スクリーン印刷とは 高品質スクリーン印刷標論(その1)
2018-03-13
高品質スクリーン印刷の実践を目的とする皆様の標となるように、論理的で整合性のある解説を心掛けたいと思います。
スクリーン印刷は、安価な道具で量産印刷ができる印刷工法です。スクリーン版とインキ、そして手刷り用のスキージがあれば、非印刷物である機材を平坦なステージに固定するだけで、容易に印刷することができます。
印刷品質は、「スクリーン版とインキ」で決まるため、これらを適正化すれば手刷りでも30ミクロンラインを印刷することが出来ます。写真は、大阪のステンレスメッシュメーカーが欧州の展示会で、来場者に手刷りで30ミクロンライン印刷を体験してもらっている様子と印刷物の拡大画像です。揮発性が低いガラス基板用の高粘弾性インキ(銀ペースト)をインクジェット用のシートに印刷しています。使用したスクリーン版のメッシュは、線径15ミクロンの650メッシュです。

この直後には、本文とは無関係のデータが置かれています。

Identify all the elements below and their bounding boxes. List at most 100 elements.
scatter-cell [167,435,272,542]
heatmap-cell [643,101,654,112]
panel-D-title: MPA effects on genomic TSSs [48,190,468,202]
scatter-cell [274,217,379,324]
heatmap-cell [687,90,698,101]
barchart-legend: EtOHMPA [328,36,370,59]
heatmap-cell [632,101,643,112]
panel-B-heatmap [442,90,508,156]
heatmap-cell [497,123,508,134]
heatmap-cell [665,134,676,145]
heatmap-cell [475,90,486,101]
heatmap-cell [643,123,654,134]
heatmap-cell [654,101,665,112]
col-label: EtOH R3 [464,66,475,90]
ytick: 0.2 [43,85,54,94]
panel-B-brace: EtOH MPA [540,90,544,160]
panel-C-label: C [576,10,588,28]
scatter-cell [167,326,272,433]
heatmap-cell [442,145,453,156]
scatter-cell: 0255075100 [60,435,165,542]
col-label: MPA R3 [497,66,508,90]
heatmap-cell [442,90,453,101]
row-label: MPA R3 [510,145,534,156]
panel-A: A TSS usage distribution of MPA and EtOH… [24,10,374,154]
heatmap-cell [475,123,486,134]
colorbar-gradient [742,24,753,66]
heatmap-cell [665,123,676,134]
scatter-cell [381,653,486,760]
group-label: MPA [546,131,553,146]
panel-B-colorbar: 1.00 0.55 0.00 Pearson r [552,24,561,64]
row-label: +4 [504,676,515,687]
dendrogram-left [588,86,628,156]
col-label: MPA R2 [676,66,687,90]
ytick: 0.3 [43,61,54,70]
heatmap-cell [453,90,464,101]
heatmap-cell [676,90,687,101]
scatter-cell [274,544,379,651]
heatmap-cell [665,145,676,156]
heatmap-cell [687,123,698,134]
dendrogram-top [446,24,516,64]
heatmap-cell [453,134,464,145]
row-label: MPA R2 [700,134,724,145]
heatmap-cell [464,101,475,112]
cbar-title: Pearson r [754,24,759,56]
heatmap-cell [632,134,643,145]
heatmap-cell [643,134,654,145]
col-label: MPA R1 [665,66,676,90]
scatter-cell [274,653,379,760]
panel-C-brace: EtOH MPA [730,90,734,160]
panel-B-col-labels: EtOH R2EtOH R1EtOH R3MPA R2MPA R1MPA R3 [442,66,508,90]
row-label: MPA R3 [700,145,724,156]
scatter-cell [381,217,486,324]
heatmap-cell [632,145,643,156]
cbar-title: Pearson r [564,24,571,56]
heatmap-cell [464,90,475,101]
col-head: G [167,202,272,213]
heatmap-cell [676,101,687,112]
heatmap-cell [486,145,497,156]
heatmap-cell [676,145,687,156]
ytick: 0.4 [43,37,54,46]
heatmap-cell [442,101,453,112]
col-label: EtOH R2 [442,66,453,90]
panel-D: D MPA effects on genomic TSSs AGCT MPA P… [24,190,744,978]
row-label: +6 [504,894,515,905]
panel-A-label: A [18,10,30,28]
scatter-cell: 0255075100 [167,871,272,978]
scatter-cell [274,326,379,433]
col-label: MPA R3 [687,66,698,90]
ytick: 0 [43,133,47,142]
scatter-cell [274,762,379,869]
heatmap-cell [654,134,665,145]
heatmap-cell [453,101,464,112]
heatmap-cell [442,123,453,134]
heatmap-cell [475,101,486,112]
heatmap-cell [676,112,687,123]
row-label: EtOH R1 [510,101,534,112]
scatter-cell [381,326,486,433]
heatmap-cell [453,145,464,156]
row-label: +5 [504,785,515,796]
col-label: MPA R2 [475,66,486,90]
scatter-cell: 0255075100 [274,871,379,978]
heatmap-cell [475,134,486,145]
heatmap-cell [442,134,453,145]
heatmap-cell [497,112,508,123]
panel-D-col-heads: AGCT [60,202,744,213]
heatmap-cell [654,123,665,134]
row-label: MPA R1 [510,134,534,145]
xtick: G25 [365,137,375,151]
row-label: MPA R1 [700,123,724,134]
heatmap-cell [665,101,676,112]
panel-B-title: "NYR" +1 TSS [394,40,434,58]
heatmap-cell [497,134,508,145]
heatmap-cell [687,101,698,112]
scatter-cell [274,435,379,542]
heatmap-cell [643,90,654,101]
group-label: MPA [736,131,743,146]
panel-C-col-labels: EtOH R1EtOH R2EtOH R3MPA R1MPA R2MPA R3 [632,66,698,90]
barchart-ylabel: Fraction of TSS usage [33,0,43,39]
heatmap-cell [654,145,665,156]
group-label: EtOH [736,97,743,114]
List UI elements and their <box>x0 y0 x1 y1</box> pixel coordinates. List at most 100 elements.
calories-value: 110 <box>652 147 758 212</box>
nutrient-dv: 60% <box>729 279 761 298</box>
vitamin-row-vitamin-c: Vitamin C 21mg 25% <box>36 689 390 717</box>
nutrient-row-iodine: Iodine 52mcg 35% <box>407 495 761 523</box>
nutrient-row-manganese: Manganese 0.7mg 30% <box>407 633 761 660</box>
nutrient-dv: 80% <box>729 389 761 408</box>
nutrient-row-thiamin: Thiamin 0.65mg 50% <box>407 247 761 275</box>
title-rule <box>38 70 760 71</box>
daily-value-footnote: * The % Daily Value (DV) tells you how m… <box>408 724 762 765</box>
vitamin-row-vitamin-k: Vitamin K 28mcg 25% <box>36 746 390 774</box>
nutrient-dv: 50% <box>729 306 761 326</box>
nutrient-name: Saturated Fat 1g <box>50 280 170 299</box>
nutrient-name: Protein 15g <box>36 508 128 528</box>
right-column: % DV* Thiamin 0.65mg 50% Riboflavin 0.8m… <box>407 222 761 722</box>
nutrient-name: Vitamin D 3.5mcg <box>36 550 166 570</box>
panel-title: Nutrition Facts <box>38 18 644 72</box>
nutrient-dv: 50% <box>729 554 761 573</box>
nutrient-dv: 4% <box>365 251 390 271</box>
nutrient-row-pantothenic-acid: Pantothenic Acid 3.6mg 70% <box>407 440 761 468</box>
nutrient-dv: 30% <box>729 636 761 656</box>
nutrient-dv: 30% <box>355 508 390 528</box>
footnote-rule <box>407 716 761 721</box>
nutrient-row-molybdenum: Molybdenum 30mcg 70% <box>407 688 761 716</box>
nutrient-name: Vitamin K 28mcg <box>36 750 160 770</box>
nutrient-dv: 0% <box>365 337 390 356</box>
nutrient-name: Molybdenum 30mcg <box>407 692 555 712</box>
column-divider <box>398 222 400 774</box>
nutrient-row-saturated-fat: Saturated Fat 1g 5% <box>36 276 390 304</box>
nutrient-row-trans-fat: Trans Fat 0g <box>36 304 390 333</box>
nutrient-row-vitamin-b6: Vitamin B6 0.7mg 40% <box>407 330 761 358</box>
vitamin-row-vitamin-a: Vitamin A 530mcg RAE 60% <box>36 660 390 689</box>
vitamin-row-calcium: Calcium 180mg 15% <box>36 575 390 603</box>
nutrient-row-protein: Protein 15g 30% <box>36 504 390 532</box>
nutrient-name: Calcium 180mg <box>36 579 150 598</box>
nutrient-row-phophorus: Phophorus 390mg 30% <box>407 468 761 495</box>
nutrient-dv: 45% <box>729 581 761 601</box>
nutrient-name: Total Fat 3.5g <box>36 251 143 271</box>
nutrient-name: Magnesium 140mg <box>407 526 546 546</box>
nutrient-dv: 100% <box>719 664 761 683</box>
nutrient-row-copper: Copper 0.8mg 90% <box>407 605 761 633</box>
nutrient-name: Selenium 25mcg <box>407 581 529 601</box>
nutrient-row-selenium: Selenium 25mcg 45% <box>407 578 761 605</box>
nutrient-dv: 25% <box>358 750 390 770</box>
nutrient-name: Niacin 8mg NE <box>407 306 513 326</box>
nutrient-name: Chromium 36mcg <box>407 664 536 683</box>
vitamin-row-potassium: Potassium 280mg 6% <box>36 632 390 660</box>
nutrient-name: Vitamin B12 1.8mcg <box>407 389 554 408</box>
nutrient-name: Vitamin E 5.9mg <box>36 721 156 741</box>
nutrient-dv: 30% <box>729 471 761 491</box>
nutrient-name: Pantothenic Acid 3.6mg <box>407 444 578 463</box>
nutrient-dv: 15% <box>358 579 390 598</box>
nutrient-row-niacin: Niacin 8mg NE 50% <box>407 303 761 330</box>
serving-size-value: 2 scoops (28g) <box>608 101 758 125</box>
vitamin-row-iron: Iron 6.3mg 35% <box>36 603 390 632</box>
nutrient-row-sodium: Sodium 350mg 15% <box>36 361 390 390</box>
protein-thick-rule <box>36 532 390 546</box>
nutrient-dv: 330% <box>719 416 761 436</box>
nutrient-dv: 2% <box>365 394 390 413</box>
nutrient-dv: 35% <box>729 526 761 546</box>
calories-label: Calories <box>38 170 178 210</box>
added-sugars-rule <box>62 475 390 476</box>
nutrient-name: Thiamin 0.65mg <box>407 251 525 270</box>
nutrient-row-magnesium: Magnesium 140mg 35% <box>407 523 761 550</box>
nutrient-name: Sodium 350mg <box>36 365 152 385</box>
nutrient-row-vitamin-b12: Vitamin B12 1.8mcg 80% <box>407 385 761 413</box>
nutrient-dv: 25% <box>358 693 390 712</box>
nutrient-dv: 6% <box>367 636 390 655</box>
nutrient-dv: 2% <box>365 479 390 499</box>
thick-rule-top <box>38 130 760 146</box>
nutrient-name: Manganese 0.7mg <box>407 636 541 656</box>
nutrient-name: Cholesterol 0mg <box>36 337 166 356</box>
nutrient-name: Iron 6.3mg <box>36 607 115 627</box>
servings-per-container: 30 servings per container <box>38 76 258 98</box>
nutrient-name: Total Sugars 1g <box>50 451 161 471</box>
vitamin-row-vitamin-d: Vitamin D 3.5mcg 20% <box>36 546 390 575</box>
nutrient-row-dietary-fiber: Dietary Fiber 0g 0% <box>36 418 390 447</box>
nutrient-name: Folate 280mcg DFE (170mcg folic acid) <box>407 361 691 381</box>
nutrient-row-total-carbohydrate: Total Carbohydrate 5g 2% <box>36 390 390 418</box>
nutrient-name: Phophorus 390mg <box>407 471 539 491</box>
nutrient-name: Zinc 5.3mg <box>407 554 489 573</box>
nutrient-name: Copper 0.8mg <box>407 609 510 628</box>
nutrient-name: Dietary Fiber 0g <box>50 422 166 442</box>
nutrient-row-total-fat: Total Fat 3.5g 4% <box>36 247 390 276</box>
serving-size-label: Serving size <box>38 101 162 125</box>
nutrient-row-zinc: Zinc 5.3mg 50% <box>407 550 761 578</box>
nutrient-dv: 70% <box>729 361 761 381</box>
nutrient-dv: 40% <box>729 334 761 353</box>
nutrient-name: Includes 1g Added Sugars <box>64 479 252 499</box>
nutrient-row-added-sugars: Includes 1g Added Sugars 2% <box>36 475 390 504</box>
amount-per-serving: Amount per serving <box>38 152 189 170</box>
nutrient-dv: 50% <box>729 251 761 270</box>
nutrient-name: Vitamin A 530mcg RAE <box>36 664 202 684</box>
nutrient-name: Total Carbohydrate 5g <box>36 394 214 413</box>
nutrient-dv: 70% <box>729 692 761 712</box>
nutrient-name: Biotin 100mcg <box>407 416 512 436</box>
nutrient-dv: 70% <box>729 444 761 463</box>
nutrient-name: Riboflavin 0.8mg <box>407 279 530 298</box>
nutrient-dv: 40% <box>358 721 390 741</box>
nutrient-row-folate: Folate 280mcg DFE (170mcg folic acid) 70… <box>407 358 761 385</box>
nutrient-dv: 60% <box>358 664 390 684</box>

未だに、スクリーン印刷は、職人技が必要だと思っている方が多いようですが、実際は、「手刷りで、誰でも30ミクロンラインが印刷できるほど安定した印刷工法」です。
しかしながら現在、多くのスクリーン印刷現場では、「スクリーン版とインキ」を高度に適正化されているとは言えません。また、スキージを始めとする多くの「前提条件」も適正化されていないケースもあり、作業者のテクニックに頼っていることが多いようです。
この原因は、スクリーン印刷の原理やインキ・ペーストの印刷性能を正しく理解しないまま、印刷プロセスの標準化がなされないまま、量産印刷を行っているからです。私が、提案する「ペーストプロセス理論」を正しく理解し、実践することで、誰でもが高品質スクリーン印刷プロセスを構築することが出来るようになります。
なお、「高品質スクリーン印刷」とは、高い均一性・安定性と寸法精度及び長いスクリーン版寿命を実現し、平坦で均一な膜厚の印刷を、作業者の技量を不要とした管理できるプロセスで実現することです。
オフセット、フレキソやグラビア印刷の多色輪転機では、各印刷工程間に短時間でインキの乾燥が実行されるため、インキには、比較的揮発性(蒸気圧)が高い溶剤が含まれています。また、版の画線部に付着したインキ表面の僅かな乾きを利用して、版から基材へのインキ転移率を維持するメカニズムの面からも必要とされています。
インキの含有溶剤の揮発性が高いということは、印刷中にも溶剤が揮発し、粘度や固形分量比率が変化する可能性があります。着色インキで固形分量比率が大きくなると、印刷されたインキの膜厚が厚くなり色度が変化します。
一方、スクリーン印刷では、他の印刷工法に比べて厚い印刷膜を得られることが特徴であり、溶剤型インキの印刷では、印刷工程の後に別工程で乾燥します。このため、インキ・ペーストに含有させる溶剤は、印刷される基材の耐熱温度に合わせ、60℃~130℃で乾燥できる程度の揮発性の低いものが使用できます。エレクトロニクス分野での厚膜ペーストと呼ばれる、セラミック基板用の銀ペーストや絶縁ペーストでは、沸点が200℃以上で蒸気圧が非常に低い溶剤であるBCAやターピネオールが使用されています。
近年、グラフィック・加飾インキでも揮発性が低い溶剤を使用した高粘弾性の新製品が登場し、印刷安定性、印刷解像性のみならず色度安定性も向上することが実証されました。
写真は、この高粘弾性インキで印刷したスペース30ミクロンで290ミクロン■パターンです。使用したスクリーン版のメッシュは、19ミクロン線径の500メッシュです。なお、加...
飾印刷業界で長年使用されてきた塩ビ基材用の汎用インキには、歴史的な諸事情から乾燥が速い溶剤が使用されており、そのままでは、安定した印刷が困難でした。このため、使用時に遅乾性の希釈溶剤を20~30%も添加し、印刷途中でも追加希釈するというような煩雑な作業を強いられていました。当然、初期粘度が非常に低く、固形分量変化率が大きく、印刷安定性や印刷解像性、色度安定性が低いものでした。そのため、この弊害を最小限にとどめるためにも作業者に熟練のテクニックが求められてきました。
このような業界事情も、これまで、スクリーン印刷が不安定な印刷工法だと思われてきた大きな理由の一つだと思われます。